Each of the “actions” has additional help. For example:
usage: bookworm reload_memory [-h] [--force-reload] [--skip-reload] [--all]
optional arguments:
-h, --help show this help message and exit
--force-reload Force reload on all memory tables. Use '--skip-reload' for
faster execution. On by default .
--skip-reload Don't reload memory tables which have at least one entry in
them. Significantly faster, but may produce bad results if
the underlying tables have been changed. Good for
maintenance, bad for actively updated installations.
--all Search for all bookworm installations on the server, and
reload memory tables for each of them.
As a result certain processes are now accessible system-wide; if you want to tokenize something consistently with Bookworm’s complicated tokenization regex, that’s accessible by piping input into the command bookworm tokenize token_stream
. There are still a few kinks, but I’ve found this to be extremely useful even when loading text in other applications.
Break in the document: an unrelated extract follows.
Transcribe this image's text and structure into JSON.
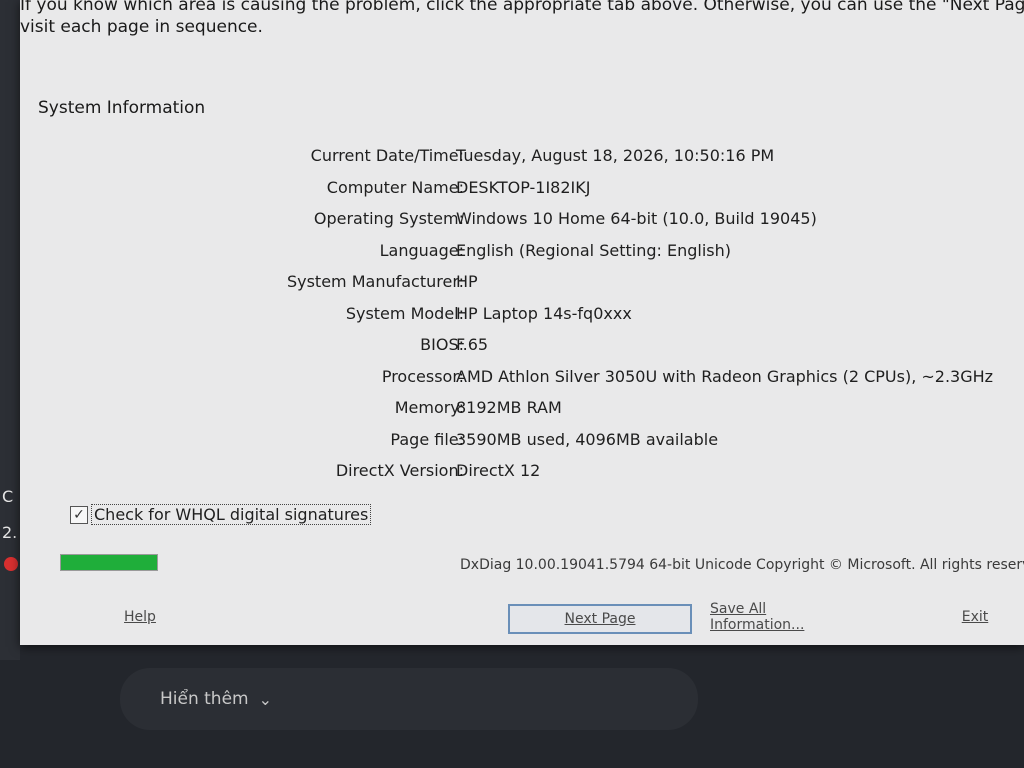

This also makes syste scripting for things like memory-table reloads significantly easier.
On-board API
The API was previously bundled as a separate module. While there is still an (automatically-installed) CGI script to handle apache calls, you can also run the API from the command line. This means that for data analysis purposes you don’t need a webserver. You can just create any arbitrary subsets of data using the API with calls like bookworm query '{"format":"tsv",[...]}
.
On-board webserver.
Of course you may want a webserver, since visualization has always been one of the primary outputs. I still recommend you use Apache for any public-facing installations. But for local testing and data exploration, Bookworm now can take advantage of Python’s CGI Server module to put up some charts for you to explore locally or share with trusted collaborators over the web. Just run bookworm serve
after build a database.
Cleaner syntaxes for adding metadata
I’m putting this last, but I actually think it is one of the most important and useful features we have. It is now extremely simple to add metadata to an existing bookworm using bookworm add_metadata
and a tsv or json file containing any new information. If you already have an “author” field, for example, and you have a TSV that contains additional information about some or all of the authors, you can instantly make those additional fields accessible for queries. More information is available in the docs.
Test suite
There is not yet a full test suite, but there are elements.